Defined R/G/B-tilings and RGB-tilings on MPG's

Established properties of tilings and canal lines

Introduced the concept of canal systems in graph coloring

Abstract

This is the first part of three episodes to demonstrate a renewal approach for proving the Four Color Theorem without checking by a computer. The second and the third episodes have subtitles: ``R/G/B Kempe chains in an extremum non-4-colorable MPG'' and ``Diamond routes, canal lines and $\Sigma$-adjustments,'' where R/G/B stand for red, green and blue colors to paint on edges and an MPG stands for a maximal planar graph. In this first part, we introduce R/G/B-tilings as well as their tri-coexisting version RGB-tiling on an MPG or a semi-MPG. We associate these four kinds of edge-colorings with 4-colorings by 1/2/3/4 on vertices in MPS's or semi-MPG's.
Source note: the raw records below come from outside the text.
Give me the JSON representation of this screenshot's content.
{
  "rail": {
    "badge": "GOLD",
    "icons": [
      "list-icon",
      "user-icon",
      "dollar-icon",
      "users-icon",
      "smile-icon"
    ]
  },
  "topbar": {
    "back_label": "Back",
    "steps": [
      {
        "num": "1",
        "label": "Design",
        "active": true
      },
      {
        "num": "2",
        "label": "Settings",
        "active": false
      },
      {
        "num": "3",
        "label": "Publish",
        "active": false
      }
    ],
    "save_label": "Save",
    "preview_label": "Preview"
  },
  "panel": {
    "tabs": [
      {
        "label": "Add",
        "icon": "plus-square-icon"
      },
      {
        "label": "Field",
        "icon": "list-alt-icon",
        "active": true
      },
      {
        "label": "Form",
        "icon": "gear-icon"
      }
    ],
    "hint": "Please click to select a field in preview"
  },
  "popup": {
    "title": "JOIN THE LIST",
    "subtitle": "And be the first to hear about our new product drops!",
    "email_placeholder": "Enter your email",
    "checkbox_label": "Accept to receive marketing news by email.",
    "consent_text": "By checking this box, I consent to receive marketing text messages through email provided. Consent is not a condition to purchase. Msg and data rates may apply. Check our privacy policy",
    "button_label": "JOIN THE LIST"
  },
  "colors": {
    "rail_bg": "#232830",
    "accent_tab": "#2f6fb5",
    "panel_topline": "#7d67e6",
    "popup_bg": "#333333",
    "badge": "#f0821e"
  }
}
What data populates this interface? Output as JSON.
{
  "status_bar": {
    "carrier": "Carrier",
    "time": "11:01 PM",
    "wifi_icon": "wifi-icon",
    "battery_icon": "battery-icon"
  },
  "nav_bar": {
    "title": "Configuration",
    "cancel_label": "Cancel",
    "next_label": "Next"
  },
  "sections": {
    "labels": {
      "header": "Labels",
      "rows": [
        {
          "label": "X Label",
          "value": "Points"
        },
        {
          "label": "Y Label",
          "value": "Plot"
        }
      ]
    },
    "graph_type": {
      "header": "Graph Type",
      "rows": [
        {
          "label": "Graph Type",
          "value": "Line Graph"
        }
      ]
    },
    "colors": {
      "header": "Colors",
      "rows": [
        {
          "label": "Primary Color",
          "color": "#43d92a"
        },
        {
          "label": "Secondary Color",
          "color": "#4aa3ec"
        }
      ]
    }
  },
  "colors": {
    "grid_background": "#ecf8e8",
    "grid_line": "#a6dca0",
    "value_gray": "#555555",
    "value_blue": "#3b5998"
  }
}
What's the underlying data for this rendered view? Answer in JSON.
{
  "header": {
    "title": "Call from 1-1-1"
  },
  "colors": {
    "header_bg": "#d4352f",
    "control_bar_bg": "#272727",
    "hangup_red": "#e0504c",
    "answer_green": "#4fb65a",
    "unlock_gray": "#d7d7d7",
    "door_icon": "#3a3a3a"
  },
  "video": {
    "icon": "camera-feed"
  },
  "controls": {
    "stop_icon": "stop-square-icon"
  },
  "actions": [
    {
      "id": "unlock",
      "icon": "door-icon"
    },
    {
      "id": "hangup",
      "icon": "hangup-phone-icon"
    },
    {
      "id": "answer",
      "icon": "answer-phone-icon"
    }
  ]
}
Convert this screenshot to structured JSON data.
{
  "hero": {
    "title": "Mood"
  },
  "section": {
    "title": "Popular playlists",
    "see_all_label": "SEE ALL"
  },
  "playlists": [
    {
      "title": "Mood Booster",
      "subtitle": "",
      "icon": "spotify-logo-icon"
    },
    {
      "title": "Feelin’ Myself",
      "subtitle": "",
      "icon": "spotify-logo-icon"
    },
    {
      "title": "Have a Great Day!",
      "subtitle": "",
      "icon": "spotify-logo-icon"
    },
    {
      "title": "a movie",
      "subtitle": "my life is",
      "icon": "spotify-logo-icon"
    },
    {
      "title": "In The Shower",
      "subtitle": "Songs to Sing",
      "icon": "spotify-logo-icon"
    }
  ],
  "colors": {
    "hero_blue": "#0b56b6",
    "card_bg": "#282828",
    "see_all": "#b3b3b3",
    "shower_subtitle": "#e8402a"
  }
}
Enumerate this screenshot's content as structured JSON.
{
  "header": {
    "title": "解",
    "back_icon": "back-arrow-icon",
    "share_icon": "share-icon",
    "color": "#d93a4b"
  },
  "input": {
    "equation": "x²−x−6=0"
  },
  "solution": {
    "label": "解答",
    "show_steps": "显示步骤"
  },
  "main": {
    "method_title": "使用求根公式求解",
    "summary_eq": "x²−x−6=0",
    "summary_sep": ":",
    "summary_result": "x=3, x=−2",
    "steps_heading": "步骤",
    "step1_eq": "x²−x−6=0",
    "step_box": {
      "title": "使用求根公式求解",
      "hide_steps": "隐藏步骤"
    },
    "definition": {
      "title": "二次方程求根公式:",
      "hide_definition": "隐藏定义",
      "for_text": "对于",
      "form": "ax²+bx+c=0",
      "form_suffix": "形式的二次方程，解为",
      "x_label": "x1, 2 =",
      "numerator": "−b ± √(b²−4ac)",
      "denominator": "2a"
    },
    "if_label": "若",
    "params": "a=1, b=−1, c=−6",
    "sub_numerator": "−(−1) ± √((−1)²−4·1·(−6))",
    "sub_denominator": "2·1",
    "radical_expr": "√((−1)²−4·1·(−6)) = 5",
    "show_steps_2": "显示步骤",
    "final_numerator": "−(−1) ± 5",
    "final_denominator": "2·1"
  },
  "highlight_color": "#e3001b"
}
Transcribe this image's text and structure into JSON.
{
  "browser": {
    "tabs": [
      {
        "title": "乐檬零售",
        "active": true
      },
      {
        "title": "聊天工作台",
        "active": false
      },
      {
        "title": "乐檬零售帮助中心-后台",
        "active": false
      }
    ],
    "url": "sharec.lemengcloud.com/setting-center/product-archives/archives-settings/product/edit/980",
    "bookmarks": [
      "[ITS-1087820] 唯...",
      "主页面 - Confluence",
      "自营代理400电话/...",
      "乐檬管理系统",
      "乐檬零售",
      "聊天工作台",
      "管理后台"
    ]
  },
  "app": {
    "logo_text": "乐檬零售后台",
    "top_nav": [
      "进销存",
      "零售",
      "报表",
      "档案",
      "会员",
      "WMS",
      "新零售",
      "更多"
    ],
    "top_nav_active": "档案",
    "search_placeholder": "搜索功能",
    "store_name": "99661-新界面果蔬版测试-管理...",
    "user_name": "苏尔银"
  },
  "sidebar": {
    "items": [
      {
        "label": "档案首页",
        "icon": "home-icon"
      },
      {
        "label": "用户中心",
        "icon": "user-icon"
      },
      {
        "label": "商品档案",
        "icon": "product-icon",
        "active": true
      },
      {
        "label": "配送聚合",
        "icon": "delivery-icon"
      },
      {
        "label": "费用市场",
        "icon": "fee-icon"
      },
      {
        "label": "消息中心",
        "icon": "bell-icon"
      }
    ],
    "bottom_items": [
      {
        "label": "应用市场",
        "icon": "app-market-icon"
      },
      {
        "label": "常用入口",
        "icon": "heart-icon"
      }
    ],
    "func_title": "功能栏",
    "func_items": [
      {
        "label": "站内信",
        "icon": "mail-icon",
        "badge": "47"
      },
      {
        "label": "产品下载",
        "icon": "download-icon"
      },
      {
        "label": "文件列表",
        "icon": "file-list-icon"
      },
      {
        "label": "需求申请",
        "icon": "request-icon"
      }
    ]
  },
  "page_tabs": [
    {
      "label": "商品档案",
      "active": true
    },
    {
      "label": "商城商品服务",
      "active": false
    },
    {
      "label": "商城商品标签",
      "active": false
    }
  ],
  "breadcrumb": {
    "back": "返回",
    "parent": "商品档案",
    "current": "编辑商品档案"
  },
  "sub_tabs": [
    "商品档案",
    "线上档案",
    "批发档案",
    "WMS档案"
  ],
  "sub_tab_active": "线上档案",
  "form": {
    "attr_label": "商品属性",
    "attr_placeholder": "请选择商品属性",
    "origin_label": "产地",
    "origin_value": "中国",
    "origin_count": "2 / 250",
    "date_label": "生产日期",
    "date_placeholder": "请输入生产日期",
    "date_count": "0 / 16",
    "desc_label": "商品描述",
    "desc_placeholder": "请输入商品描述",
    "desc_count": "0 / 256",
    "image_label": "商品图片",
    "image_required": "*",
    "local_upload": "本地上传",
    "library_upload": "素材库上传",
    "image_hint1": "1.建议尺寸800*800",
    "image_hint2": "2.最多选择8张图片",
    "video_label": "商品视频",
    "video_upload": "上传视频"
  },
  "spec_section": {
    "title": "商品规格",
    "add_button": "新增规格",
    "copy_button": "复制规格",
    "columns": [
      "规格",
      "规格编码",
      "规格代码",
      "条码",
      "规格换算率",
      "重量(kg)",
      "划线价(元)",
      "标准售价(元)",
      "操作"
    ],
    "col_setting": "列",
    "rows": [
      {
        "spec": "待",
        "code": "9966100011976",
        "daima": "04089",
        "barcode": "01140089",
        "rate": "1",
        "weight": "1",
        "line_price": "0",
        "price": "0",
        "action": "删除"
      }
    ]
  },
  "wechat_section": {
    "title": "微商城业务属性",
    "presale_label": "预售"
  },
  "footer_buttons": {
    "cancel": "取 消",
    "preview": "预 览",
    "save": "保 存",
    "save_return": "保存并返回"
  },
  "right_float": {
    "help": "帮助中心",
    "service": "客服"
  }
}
Several basic properties for tilings on MPG's and semi-MPG's are developed. Especially the idea of R/G/B-canal lines, as well as canal system, is a cornerstone. This work started on May 31, 2018 and was first announced by the author~\cite{Liu2020} at the Institute of Mathematics, Academia Sinica, Taipei, Taiwan, on Jan.\ 22, 2020, when the pandemic just occurred.